Kind of disturbing also that the "white larvae will spend five or six days gobbling the yeast and alcohol-rich products of fermentation, then crawl out of the sludge, hatch into red-eyed monsters and start the cycle again" :eek: 5 or 6 days?

The odd thing is that I've NEVER seen fruit fly larvae in rotten fruit, just the flies, so maybe they do find their way in from outside somehow. I've grown fruit flies on purpose (hasn't every biology major had to do that for a genetics lab at some time?), so I know the larvae are big enough to see, and their eggs are pretty big too, so I just don't know where the beasts come from!
 
  • #19
Some scientist once and for all proved that the adult fruit flies must show up and lay their eggs.

He put two hunks of bait in two bottles and put a fine screen over one of them. After a few days, he ensured he saw no flies, and then covered them both. Sure enough, within a few days, the one without the screen was rife with fruit flies.
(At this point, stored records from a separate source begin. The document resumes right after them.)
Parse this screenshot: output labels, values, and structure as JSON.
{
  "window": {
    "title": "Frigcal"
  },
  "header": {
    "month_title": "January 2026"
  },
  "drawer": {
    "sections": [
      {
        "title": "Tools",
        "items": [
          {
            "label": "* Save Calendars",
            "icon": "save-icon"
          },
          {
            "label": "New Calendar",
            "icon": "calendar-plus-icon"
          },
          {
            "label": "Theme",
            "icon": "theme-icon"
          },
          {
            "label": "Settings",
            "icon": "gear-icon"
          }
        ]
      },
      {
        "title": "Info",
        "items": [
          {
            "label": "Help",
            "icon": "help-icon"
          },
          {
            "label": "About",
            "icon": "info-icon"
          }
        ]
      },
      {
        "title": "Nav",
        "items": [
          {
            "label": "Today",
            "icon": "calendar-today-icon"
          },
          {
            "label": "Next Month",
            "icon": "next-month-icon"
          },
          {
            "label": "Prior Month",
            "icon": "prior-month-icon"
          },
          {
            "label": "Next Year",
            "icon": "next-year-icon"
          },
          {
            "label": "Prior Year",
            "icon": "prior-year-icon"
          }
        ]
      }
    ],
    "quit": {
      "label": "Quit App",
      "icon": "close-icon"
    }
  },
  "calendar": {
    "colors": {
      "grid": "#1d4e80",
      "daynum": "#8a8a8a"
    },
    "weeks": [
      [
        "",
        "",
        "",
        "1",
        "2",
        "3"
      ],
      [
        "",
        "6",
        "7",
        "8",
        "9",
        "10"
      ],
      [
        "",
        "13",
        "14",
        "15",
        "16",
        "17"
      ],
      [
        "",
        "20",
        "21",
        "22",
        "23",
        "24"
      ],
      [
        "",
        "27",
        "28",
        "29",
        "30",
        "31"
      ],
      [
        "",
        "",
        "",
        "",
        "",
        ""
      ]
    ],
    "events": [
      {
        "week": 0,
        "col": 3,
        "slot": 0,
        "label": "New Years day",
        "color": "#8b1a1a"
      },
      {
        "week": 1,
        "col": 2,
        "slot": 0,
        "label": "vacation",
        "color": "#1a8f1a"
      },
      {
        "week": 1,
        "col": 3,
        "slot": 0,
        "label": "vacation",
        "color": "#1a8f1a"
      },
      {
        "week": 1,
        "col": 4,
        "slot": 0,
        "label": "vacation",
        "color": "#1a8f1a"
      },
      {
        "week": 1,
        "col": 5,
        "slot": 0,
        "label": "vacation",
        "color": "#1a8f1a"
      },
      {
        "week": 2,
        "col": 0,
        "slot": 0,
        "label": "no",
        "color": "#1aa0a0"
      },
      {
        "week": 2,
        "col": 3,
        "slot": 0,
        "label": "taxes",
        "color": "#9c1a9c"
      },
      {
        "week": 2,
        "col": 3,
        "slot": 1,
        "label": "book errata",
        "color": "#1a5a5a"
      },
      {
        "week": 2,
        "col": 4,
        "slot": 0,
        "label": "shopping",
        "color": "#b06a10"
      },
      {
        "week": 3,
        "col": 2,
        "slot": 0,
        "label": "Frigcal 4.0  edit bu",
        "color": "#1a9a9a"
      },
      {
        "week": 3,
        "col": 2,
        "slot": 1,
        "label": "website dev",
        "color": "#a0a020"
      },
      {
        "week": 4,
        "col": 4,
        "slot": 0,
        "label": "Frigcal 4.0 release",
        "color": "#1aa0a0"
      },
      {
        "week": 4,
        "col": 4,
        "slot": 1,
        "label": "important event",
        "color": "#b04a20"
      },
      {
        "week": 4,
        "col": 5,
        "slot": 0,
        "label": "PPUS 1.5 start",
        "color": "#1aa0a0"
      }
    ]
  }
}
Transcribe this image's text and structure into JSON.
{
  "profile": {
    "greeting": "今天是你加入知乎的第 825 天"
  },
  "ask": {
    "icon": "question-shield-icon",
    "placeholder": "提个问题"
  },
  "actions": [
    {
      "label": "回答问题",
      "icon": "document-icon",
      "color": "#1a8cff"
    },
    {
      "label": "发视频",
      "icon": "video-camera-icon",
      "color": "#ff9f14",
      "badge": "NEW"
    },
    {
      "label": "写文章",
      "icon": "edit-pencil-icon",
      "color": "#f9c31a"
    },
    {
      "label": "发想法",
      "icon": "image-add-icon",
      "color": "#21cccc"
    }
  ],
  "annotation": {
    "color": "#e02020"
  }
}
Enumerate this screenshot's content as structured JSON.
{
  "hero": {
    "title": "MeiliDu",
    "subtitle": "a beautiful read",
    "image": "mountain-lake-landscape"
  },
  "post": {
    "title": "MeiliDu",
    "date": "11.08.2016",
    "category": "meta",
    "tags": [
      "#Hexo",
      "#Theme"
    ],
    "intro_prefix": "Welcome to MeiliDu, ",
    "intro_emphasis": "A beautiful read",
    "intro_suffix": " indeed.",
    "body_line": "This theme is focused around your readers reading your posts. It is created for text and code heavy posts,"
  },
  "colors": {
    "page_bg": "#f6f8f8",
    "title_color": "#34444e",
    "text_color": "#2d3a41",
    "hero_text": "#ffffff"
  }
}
It proved conclusively that the flies came from outside to lay their eggs. If they could not first find the bait, then no flies would be laid or be hatched.


Interestingly, the purpose of the experiment was to once and for all, disprove the hypothesis of spontaneous generation of fruit flies. Up to that point, it was generally beleived that (since no one ever seemed to see fruit flies laying the eggs) fruit flies arose from the bait itself, not from adults laying eggs.
 
  • #20
The bait, was that meat or fruit? The experiment I remember was with house flies, not fruit flies.